The effect of prebiotics is based on stimulating the growth of bifidobacteria and lactobacilli and consequently the production of short-chain fatty acids, which lowers the pH in the intestine and thus increases the solubility of certain minerals and enhances the absorption of calcium, magnesium, sodium and phosphorus. Prebiotics block the binding of harmful bacteria because they resemble the binding sites on intestinal cells.
"Bad" germs bind irreversibly to prebiotics and can subsequently be excreted from the body. Thus, for example, there is a reduction in the growth of diarrhoeal pathogens such as Clostridium difficile and the penetration of pathogenic germs into the intestinal mucosa is reduced. The short-chain fatty acids formed are also a source of energy for the intestinal mucosa of the colon and inhibit inflammatory reactions.
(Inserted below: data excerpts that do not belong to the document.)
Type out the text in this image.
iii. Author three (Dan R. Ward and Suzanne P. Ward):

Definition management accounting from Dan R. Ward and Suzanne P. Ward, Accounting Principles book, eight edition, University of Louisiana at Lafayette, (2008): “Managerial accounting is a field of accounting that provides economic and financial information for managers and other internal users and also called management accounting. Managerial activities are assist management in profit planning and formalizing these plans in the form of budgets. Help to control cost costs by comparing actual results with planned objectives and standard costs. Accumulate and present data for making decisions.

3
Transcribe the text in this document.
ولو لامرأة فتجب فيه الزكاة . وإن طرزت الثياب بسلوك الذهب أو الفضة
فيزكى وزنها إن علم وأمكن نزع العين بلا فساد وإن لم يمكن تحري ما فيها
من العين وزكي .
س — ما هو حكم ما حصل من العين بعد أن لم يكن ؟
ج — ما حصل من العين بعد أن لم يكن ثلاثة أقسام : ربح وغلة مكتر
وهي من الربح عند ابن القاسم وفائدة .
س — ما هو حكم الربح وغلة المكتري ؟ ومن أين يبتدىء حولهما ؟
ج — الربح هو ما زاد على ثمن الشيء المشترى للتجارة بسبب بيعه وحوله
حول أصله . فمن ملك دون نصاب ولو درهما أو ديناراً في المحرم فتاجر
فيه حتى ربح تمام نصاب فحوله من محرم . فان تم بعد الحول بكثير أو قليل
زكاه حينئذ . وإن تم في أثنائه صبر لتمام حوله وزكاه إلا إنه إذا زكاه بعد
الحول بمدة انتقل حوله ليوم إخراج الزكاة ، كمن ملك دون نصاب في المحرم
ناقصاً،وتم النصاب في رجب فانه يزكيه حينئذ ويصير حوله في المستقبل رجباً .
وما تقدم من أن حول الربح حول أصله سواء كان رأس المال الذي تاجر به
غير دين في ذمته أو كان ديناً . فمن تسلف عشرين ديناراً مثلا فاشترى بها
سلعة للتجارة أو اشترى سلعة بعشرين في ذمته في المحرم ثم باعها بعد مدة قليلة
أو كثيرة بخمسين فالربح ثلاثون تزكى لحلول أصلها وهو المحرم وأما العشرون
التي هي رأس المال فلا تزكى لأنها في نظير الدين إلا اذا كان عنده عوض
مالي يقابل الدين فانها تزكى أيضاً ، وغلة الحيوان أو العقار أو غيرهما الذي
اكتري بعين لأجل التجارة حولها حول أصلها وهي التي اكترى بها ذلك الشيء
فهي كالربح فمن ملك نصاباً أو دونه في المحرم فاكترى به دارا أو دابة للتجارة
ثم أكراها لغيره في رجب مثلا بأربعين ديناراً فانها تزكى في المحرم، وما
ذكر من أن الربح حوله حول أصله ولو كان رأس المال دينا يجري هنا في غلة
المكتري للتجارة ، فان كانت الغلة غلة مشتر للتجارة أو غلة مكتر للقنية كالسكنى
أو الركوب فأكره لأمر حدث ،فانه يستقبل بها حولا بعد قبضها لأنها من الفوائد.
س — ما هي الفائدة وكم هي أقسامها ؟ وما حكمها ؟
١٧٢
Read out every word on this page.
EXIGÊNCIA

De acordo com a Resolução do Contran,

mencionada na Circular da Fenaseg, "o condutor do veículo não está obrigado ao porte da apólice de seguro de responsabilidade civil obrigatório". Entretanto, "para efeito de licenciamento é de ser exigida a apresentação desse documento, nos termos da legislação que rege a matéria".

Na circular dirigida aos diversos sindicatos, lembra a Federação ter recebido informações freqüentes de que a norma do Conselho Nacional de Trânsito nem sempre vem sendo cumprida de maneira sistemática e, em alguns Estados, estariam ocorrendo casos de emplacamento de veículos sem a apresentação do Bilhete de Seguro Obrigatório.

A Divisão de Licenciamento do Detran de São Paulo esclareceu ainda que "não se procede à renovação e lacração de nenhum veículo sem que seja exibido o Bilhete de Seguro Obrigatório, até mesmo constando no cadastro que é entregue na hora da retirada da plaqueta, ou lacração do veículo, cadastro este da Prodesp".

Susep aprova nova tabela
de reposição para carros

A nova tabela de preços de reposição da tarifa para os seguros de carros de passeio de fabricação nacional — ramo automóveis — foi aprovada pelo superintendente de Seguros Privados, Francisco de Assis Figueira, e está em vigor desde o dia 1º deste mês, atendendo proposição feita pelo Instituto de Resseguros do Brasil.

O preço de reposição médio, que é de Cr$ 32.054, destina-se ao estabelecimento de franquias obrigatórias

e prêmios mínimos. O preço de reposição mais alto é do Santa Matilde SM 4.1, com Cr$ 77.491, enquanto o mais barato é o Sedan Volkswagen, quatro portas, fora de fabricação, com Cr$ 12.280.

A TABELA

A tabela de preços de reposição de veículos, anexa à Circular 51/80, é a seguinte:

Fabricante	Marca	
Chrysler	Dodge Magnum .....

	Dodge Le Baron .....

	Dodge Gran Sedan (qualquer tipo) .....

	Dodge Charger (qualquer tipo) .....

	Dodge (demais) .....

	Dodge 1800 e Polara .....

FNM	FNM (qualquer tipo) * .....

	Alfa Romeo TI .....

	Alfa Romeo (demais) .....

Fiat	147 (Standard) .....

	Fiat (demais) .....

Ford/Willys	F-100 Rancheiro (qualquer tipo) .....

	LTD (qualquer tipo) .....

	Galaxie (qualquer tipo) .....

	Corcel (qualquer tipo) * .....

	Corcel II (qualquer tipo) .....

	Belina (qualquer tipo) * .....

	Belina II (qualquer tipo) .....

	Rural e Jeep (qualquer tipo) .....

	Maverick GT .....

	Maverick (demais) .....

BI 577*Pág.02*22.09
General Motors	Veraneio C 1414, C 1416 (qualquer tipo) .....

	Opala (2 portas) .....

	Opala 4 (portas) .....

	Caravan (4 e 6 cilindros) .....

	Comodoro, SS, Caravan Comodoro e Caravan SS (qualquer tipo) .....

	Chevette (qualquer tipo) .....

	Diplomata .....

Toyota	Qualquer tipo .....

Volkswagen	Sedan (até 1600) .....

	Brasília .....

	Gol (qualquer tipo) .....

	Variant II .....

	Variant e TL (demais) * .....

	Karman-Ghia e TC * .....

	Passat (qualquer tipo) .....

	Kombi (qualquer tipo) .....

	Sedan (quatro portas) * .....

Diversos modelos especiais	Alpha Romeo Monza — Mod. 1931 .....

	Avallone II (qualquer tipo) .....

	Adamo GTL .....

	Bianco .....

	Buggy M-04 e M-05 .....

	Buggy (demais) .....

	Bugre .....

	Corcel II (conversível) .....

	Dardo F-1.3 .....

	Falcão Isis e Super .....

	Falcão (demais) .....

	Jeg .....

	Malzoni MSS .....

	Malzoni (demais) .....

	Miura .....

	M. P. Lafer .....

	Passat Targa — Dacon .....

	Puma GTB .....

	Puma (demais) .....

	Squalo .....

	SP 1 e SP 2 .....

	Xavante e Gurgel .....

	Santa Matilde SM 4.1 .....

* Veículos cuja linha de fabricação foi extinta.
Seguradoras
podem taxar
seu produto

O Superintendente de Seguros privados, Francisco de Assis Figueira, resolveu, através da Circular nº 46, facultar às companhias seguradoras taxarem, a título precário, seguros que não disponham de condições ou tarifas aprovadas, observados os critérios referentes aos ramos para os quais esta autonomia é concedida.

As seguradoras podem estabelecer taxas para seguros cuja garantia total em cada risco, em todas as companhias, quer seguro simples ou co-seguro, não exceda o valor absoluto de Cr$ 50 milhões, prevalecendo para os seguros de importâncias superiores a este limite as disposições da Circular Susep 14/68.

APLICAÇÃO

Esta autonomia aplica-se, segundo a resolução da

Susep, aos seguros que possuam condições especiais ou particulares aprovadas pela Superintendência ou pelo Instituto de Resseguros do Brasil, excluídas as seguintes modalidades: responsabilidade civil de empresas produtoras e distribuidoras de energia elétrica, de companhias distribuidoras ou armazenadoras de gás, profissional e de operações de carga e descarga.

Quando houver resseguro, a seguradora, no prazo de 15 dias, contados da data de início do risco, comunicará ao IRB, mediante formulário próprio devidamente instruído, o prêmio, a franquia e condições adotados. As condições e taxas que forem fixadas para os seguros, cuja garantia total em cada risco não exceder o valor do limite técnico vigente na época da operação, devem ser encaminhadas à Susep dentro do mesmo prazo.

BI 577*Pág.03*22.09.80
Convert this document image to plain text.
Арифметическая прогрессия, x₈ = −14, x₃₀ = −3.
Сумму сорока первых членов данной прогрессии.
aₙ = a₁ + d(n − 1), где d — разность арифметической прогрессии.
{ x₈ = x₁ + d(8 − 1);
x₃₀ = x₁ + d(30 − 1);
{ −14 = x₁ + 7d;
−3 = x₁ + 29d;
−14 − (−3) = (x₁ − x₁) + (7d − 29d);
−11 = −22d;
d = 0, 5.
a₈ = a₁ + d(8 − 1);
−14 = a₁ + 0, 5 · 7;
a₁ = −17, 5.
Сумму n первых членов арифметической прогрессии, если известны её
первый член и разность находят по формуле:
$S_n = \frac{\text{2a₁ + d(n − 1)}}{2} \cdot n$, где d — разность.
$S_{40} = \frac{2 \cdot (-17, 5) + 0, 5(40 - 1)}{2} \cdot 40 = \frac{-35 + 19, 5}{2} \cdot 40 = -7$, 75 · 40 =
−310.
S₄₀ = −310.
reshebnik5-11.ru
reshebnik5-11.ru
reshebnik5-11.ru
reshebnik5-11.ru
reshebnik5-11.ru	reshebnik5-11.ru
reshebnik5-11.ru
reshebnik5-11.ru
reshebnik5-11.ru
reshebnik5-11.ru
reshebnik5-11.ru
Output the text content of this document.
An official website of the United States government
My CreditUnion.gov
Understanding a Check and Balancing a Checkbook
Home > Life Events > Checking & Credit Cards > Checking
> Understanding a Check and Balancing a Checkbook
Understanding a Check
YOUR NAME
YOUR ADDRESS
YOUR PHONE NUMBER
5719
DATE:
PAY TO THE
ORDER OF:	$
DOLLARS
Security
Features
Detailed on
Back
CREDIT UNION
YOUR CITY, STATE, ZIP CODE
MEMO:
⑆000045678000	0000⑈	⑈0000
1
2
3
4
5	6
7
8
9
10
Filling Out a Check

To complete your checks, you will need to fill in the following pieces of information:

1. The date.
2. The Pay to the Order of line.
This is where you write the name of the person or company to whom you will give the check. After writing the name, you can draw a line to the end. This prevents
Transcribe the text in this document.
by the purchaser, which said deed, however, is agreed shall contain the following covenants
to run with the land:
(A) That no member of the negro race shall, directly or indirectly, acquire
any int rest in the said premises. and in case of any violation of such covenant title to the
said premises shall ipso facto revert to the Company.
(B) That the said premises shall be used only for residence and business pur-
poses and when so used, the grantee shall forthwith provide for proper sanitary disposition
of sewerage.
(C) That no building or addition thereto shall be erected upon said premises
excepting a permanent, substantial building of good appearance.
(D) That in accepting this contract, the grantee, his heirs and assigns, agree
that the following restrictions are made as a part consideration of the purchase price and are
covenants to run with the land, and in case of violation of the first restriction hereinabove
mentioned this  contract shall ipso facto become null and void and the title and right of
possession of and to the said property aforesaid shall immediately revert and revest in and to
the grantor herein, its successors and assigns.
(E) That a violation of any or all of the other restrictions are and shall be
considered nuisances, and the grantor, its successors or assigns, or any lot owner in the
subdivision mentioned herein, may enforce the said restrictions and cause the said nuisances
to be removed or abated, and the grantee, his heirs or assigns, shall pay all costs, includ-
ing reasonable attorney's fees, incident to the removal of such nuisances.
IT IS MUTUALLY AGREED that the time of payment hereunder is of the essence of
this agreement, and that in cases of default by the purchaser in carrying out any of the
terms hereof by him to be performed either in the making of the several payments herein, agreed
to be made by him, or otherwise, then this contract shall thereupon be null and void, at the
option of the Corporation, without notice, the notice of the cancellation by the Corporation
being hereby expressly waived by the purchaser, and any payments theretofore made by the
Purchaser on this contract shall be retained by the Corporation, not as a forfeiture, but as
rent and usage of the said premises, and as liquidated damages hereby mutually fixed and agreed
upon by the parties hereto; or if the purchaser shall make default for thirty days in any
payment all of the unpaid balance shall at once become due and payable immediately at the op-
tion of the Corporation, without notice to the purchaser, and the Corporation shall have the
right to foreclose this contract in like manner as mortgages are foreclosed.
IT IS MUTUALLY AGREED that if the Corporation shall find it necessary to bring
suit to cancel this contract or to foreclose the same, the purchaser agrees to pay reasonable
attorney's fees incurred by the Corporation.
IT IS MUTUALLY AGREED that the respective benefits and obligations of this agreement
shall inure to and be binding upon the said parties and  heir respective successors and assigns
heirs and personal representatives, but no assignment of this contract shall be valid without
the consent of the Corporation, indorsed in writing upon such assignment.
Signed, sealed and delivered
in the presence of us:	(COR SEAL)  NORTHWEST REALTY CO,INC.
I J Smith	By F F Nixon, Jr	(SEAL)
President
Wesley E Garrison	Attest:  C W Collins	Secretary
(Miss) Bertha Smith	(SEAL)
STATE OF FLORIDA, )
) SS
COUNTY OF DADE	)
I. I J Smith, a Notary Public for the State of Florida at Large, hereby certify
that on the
Due to the various positive interactions of the pre- and probiotics with the intestinal flora and the intestinal immune system, the combination of these active substances is recommended. Synbiotics represent a combination of pro- and prebiotics. They usually consist of one or more bacterial strains in combination with the substrates to be used for them, the prebiotics. Prebiotics serve as protection for the probiotic bacteria from stomach and bile acids during their passage through the digestive tract and enable optimal colonisation in the intestine.
Optimal intestinal health - namely by colonising the gut with the "right" bacteria - forms an ideal basis for a vital life.